Breaking up the Perfect Game
What if we were to evaluate physicians like we do baseball hitters?
What if we were to evaluate physicians like we do baseball hitters? By their batting average? Under this construct, if we consider a batter who bats 0.333 (that is, makes a hit one out of three times at bat) a success, might we consider a surgeon who performs the correct operation one out of three times to also be successful? Of course not you say. And so does Dr. Brian Goldman (a Canadian ER Doc) who posed this very question at the front end of a 2011 TEDx program. (The link is below.)
Dr. Goldman, using personal examples, eloquently argues that even though physicians are trained to bat 1.000, in actuality, this is impossible; and that attempting to achieve a 1.000 batting average may be as destructive as it is unachievable. Physicians are humans. Humans make mistakes. Medical mistakes will be made. But there are ways to mitigate them, and modern medicine is beginning to realize multi-faceted means of doing this –using tools such as checklists and decision support via the electronic health record, and nurturing a culture of psychological safety that allows all providers (not just doctors) to help catch errors before they occur.
In this respect, perhaps a different baseball analogy is more instructive. What if we thought of medical mistakes not in terms of an individual physician hitting 1.000, but instead of a team trying to prevent the perfect storm of events (lets call this a perfect game) that allow a medical error to come to fruition? In baseball, a perfect game is defined by a pitcher who gets out every batter he faces – 27 up and 27 down – no runs, hits, or errors. And while this past season witnessed three such performances (Philip Humber, Matt Cain and Felix Hernandez), they are in sum, quite rare. Since 1900, in fact, there have been only 21 perfect games in all of major league baseball. If you consider that, in the modern era, there are some 4,860 major league baseball games each year, this makes the perfect game (historically) far more rare than other uncommon events – like a plane crash or a total eclipse of the sun.
If we take the prevention of a perfect game as the model for where we would like to get with medical errors – we can start to think of team and system-based means of prevention. To illustrate, let’s take the hypothetical case of a patient presenting to an Emergency Department (ED) with an acute myocardial infraction (heart attack). In this analogy, it only takes one person, or one system out of many, to safely secure the diagnosis and break up the perfect game. So, hitting leadoff is the ED triage nurse - who greets a woman with severe right-arm pain. The nurse is fooled, and whiffs on the diagnosis – sending the patient to the back of the department with an “arm” complaint rather than as a “rule out cardiac.” The rooming nurse, the tech, and the medical history review section of the electronic health record also make outs – none of them identifying this woman as high risk for a heart attack.
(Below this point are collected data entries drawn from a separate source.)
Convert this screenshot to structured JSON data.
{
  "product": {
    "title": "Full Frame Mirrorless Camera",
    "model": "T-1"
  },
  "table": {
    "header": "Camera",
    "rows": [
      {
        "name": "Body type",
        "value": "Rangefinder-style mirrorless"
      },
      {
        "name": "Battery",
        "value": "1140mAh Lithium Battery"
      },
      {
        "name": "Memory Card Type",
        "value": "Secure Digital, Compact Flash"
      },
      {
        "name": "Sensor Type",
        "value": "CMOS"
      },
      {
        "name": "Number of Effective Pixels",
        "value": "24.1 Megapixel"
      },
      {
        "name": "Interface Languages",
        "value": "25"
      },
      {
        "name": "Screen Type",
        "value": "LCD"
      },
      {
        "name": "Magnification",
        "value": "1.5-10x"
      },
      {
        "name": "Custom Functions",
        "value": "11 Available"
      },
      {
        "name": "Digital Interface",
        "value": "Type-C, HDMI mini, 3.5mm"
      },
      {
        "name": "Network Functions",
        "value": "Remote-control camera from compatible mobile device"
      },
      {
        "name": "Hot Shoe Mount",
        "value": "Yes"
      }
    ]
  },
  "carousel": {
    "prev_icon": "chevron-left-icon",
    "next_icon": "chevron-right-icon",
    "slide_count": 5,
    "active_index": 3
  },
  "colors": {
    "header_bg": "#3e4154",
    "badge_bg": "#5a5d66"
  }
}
And so does the ER doc, the cardiac monitor and the risk profile algorithm embedded in the electronic record. And so it goes, the perfect “game” still intact (remember in this analogy we are trying to prevent a perfect game), until, on her second at bat, the primary nurse asks again about the patient’s arm pain – and learns that the patient’s sister had very similar pain when she was having a heart attack. And so, well before this has achieved a perfect storm of flukes and misses, this information has been passed on to the ER doc and the diagnosis has been safely secured. And then let the therapeutic rally begin.
Thus, we see here how in a situation in which multiple providers struck out, the system, through repetition and redundancy, was still able to prevent the perfect game. Perhaps, as such systems and risk profilers get refined, we can begin to think about moving beyond the perfect game model – to a medical system that (via the sum of all its parts) bats 1.000. Wouldn’t the lawyers love that?